Artikel 3. Verzoek tot aanpassing verrekening
Belanghebbende kan verzoeken om, in afwijking van het bepaalde in artikel 2, vanwege het ontbreken van bezit, de verrekening aan te passen. Indien dit verzoek wordt toegekend wordt de verrekening daarop aangepast.
Indien het bezit van een belanghebbende niet ten minste driemaal de toepasselijke bijstandsnorm bedraagt, verrekent het college de recidiveboete gedurende één maand zonder inachtneming van de beslagvrije voet. De verrekening geschiedt vanaf het moment van de dagtekening waarop de bestuurlijke boete is opgelegd.

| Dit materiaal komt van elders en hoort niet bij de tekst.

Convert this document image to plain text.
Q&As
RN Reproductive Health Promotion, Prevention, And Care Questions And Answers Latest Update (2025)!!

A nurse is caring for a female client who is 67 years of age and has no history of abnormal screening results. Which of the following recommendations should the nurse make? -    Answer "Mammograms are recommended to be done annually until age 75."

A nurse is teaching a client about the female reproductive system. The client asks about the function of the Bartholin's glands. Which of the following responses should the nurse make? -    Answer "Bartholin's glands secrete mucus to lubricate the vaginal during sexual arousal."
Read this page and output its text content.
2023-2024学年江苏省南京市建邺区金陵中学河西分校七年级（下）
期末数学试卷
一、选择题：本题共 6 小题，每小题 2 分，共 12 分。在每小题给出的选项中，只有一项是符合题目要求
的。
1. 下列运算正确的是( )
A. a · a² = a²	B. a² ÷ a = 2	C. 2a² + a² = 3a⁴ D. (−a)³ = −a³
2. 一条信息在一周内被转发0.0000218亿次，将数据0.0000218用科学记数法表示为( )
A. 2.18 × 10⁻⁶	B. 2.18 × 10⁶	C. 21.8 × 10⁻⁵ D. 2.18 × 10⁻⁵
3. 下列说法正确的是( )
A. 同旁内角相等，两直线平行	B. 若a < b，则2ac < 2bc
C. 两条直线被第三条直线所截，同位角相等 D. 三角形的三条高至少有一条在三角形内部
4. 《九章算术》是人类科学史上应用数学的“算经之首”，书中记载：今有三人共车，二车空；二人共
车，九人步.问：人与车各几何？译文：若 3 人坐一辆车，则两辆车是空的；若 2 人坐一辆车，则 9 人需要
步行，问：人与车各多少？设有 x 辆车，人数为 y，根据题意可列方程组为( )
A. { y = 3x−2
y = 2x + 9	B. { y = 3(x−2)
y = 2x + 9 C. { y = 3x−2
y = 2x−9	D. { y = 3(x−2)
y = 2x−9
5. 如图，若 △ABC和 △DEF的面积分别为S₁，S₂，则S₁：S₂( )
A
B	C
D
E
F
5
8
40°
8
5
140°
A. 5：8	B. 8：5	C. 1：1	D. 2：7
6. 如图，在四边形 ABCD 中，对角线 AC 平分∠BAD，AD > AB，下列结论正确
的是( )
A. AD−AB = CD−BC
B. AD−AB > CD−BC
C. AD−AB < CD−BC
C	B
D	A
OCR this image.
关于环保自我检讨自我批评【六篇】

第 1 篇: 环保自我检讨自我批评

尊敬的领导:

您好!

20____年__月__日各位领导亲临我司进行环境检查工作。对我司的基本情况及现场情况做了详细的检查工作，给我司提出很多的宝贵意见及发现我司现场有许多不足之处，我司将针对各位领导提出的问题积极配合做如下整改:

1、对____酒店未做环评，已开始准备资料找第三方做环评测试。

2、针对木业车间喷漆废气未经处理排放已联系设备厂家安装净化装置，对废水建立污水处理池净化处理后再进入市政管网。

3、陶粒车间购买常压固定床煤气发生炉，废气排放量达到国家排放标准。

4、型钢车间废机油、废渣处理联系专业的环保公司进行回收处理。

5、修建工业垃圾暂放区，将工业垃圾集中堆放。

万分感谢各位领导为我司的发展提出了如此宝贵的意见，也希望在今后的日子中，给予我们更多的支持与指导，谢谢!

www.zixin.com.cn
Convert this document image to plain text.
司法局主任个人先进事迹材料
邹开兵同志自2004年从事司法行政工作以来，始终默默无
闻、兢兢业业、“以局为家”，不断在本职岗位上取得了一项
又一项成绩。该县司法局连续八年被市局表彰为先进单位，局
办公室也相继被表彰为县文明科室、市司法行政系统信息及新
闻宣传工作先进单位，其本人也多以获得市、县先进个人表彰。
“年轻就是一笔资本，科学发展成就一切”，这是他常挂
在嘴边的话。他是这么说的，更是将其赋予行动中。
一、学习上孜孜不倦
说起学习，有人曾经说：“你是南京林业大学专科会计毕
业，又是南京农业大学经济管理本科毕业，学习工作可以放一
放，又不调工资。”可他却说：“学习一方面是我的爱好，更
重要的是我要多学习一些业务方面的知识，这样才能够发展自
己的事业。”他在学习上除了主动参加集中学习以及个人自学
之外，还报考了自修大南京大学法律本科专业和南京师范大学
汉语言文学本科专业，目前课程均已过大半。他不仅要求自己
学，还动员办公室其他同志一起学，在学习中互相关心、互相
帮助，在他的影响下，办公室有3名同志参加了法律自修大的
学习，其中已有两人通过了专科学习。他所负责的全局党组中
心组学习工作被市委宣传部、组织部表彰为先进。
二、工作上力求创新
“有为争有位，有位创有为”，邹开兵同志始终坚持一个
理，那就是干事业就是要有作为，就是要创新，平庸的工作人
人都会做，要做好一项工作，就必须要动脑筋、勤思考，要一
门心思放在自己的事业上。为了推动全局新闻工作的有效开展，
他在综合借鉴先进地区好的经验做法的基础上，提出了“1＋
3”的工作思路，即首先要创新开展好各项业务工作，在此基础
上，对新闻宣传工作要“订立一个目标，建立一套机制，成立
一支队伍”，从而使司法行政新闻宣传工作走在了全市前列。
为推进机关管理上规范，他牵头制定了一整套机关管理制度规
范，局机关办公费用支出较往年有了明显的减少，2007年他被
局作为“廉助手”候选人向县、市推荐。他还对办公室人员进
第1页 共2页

Aansluitend op verrekening als bedoeld in het tweede lid, verrekent het college de recidiveboete in de daaropvolgende twee maanden op een dusdanige wijze dat belanghebbende blijft beschikken over een inkomen ter hoogte van 80% van de toepasselijke bijstandsnorm.
Tot het inkomen, bedoeld in het vorige lid, worden ook middelen gerekend als bedoeld in artikel 31, tweede lid, onderdelen n r en z, van de Participatiewet.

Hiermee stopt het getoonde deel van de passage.